I believe there is no right answer to fit all brands. The question should really be in two parts:
- Which social media are right for me and my brand?
- Which social media are used by my target consumers?
In other words I believe there is, firstly, a place for doing something really great on your own terms on your own chosen platform. This means not blindly following consumers to the platforms they’re already on, but doing something amazing and true to yourself. The consumers that find you there will be rewarded with excellent content and engagement. Then you can look at what potential and real customers are doing on social media.
Build it and they will come
Take fashion as an example. Small, bespoke brands, retailers and quirky image bloggers were quick to recognise the value of Instagram for niche buzz.
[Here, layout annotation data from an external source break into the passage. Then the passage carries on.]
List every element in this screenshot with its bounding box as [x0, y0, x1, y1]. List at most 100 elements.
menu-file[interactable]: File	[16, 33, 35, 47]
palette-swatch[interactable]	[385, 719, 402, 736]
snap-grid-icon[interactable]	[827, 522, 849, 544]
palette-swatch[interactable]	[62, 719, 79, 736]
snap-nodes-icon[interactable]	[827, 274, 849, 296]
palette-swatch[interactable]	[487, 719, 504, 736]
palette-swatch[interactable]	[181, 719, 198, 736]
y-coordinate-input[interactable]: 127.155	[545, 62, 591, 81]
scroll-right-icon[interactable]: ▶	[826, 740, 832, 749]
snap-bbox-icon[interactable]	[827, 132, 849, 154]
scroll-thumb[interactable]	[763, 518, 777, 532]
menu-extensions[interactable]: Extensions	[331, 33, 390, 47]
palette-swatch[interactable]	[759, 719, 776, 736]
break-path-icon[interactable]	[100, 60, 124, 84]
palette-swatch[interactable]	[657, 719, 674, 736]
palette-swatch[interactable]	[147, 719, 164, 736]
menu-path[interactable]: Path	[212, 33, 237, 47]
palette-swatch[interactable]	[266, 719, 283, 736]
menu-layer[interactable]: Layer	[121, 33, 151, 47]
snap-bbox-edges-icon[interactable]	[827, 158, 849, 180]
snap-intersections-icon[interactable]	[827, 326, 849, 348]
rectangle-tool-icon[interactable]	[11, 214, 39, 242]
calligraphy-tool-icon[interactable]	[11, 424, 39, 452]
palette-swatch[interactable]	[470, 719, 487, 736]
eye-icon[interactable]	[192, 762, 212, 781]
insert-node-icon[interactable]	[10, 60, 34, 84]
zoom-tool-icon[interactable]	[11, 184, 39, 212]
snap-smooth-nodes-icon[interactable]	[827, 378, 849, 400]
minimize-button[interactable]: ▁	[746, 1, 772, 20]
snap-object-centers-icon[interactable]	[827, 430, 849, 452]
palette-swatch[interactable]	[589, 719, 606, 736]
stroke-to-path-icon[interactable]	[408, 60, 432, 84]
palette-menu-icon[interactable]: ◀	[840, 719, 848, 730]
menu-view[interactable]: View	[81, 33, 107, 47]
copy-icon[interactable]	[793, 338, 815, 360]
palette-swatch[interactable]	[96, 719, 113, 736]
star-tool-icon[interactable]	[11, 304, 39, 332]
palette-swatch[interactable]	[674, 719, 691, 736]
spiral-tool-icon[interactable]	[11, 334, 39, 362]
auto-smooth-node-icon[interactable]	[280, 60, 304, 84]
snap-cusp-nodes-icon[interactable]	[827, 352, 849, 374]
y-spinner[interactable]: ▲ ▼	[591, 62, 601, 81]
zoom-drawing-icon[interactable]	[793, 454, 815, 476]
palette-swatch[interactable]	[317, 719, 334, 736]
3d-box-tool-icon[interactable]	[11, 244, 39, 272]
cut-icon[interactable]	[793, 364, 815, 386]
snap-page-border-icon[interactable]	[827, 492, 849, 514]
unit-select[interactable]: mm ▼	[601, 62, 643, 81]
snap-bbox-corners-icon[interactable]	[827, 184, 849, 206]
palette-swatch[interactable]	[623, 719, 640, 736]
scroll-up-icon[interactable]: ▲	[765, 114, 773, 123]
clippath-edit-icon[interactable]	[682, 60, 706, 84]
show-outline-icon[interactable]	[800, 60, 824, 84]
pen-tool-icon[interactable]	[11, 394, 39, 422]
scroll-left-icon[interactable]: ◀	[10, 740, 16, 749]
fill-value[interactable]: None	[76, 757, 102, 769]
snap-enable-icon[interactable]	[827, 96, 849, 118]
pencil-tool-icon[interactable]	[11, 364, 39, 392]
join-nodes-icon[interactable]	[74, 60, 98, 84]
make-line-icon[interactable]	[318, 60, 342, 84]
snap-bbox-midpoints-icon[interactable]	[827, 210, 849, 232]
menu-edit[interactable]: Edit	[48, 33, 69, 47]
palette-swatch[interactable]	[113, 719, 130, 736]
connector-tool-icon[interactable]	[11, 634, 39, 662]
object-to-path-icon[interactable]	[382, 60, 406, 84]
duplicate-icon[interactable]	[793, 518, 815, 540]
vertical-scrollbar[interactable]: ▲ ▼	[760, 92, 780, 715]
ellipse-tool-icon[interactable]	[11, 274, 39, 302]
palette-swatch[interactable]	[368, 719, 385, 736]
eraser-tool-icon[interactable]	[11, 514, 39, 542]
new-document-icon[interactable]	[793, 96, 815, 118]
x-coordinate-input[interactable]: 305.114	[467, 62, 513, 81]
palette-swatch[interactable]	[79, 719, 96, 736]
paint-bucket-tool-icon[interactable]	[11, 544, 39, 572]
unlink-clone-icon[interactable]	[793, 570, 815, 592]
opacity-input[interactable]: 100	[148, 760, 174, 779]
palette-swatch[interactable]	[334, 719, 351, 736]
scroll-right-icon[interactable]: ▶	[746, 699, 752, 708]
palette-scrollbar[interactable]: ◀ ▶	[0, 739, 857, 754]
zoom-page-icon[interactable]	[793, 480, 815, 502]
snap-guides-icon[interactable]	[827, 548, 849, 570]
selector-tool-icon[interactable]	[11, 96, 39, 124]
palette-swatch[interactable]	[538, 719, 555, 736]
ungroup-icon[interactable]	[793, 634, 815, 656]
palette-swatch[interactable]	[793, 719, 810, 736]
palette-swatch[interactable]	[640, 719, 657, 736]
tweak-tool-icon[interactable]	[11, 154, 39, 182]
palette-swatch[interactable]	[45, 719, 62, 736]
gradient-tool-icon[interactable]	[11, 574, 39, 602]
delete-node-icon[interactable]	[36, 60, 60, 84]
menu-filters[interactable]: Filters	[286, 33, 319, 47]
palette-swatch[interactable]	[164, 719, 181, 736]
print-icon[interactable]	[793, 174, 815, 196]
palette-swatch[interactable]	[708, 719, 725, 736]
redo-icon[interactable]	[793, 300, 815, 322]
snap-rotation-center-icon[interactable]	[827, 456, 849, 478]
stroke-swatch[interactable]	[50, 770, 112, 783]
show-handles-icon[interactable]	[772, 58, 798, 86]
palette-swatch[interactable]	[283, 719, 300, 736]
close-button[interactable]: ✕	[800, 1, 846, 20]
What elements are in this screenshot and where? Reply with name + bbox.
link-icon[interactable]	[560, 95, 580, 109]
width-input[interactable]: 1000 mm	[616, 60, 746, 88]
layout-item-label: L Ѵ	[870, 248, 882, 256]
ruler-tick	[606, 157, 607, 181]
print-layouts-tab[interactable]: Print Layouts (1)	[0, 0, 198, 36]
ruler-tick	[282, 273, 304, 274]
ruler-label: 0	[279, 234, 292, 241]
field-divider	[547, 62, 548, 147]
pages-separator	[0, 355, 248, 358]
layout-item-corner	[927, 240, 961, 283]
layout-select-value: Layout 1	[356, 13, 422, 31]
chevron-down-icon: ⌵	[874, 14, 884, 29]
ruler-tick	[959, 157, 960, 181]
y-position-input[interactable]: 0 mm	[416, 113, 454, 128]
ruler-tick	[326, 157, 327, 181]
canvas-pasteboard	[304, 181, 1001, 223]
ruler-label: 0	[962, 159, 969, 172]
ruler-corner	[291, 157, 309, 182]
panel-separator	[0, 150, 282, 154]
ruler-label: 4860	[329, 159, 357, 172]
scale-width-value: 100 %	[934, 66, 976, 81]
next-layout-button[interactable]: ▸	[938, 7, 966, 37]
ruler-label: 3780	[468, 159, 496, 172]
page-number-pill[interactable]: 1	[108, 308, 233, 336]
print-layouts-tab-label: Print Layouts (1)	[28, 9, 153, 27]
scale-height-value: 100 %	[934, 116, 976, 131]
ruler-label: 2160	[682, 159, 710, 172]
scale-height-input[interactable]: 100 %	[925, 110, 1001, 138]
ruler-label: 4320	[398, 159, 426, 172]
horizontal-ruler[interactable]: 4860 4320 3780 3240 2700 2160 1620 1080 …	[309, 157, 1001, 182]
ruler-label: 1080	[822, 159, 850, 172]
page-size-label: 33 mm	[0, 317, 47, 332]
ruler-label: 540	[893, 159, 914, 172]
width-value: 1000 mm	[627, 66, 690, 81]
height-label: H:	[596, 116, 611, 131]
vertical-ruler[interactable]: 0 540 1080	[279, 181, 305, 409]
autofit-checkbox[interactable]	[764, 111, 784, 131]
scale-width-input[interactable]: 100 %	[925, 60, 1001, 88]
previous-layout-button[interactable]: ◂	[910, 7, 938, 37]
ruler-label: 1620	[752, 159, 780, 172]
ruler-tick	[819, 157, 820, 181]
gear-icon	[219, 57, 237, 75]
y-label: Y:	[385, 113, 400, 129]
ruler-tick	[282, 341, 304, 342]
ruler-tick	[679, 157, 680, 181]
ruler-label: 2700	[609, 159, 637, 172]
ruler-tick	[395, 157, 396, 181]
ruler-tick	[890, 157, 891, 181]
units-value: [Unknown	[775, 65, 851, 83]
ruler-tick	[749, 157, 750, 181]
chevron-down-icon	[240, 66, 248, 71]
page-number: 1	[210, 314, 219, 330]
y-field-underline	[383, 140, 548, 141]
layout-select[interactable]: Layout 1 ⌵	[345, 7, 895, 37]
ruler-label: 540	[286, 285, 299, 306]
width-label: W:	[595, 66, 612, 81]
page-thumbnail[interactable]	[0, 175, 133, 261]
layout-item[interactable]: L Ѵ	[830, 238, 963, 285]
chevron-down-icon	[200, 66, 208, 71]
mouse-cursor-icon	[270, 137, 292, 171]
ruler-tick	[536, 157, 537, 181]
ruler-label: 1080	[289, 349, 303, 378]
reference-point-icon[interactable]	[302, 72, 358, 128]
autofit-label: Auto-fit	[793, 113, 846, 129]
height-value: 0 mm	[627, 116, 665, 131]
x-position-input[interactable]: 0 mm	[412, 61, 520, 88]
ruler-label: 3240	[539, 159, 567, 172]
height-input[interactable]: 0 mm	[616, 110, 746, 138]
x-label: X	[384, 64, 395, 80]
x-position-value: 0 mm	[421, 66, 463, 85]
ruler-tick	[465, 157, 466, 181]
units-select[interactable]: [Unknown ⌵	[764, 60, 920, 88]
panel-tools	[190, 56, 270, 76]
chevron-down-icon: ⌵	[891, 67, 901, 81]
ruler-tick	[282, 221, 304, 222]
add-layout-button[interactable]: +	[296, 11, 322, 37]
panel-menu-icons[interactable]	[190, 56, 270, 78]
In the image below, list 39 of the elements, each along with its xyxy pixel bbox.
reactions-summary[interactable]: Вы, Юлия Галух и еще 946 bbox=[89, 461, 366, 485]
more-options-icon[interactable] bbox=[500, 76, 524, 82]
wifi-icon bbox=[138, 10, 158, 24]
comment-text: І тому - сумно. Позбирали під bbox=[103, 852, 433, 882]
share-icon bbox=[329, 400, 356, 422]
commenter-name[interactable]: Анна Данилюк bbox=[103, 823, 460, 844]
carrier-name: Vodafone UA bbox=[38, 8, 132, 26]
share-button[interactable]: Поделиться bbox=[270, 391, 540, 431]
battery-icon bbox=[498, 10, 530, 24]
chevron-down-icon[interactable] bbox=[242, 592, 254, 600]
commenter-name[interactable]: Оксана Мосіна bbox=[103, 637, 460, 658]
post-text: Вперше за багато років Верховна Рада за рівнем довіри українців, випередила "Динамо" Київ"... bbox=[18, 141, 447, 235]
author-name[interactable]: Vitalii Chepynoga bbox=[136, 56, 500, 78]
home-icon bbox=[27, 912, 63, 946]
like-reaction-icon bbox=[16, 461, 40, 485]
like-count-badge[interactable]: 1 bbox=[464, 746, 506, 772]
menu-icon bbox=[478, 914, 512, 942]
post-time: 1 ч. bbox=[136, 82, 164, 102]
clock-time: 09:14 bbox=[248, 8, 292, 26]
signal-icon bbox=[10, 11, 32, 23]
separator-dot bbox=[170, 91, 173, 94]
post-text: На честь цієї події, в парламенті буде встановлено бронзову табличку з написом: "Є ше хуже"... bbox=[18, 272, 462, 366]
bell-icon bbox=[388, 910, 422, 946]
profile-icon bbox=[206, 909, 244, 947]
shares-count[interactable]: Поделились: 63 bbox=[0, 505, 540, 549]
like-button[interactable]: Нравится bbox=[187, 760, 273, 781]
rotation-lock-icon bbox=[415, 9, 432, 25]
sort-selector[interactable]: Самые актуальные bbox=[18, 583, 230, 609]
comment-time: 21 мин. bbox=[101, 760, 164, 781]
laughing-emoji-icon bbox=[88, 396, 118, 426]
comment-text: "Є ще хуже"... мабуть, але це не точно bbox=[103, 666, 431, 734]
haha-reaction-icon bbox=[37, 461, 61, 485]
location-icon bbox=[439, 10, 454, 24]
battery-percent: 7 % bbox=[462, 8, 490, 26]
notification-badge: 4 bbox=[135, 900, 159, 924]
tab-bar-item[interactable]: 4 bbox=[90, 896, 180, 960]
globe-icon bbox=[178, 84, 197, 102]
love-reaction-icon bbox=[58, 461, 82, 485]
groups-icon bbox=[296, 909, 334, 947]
Since fashion brands found Instagram, consumers have sought out the best fashion accounts to follow themselves. This world is far removed from a relentless pursuit of likes.
The result is a lower quantity of followers, but a higher desirability evident in the followers your brand attracts. Of course this strategy works well for fashion, but amazingly not all fashion brands are even aware of the power of Instagram. Or Pinterest.
A strategy of being on a specific social platform or two can draw the core fans, because they feel they found you, without you having to entice them with all sorts of marketing gimmickry. Post it and they will come.
Follow the cat to the brewery
On the other hand, using a specific platform because your influencers are there already may work too. Social media for pets is becoming a major trend. Quaintly still called “communities” at Dogster and Catster, pet lovers can act out their pets’ social lives in communities who care.
Imagine if Hill’s were to create a deal with Catster to participate on the network (which is still primitive, basically a cross between an old-school forum and a community chat group rather than a social media network), to bring a brand page or two to life. Commercialisation is obviously frowned upon, but the rewards for first movers, if you get it right, should be a treat.
Also try the unusual Untappd, a “mobile social check-in and discovery network specifically for beer enthusiasts”. This fun brewery and beer lovers’ social media network is business-savvy, offering marketers a host of interesting ways to interact with beersters.
So what is the moral of this tale, the spin of the plot, I hear you ask? Simply that social media is what you make of it, not what it makes of you.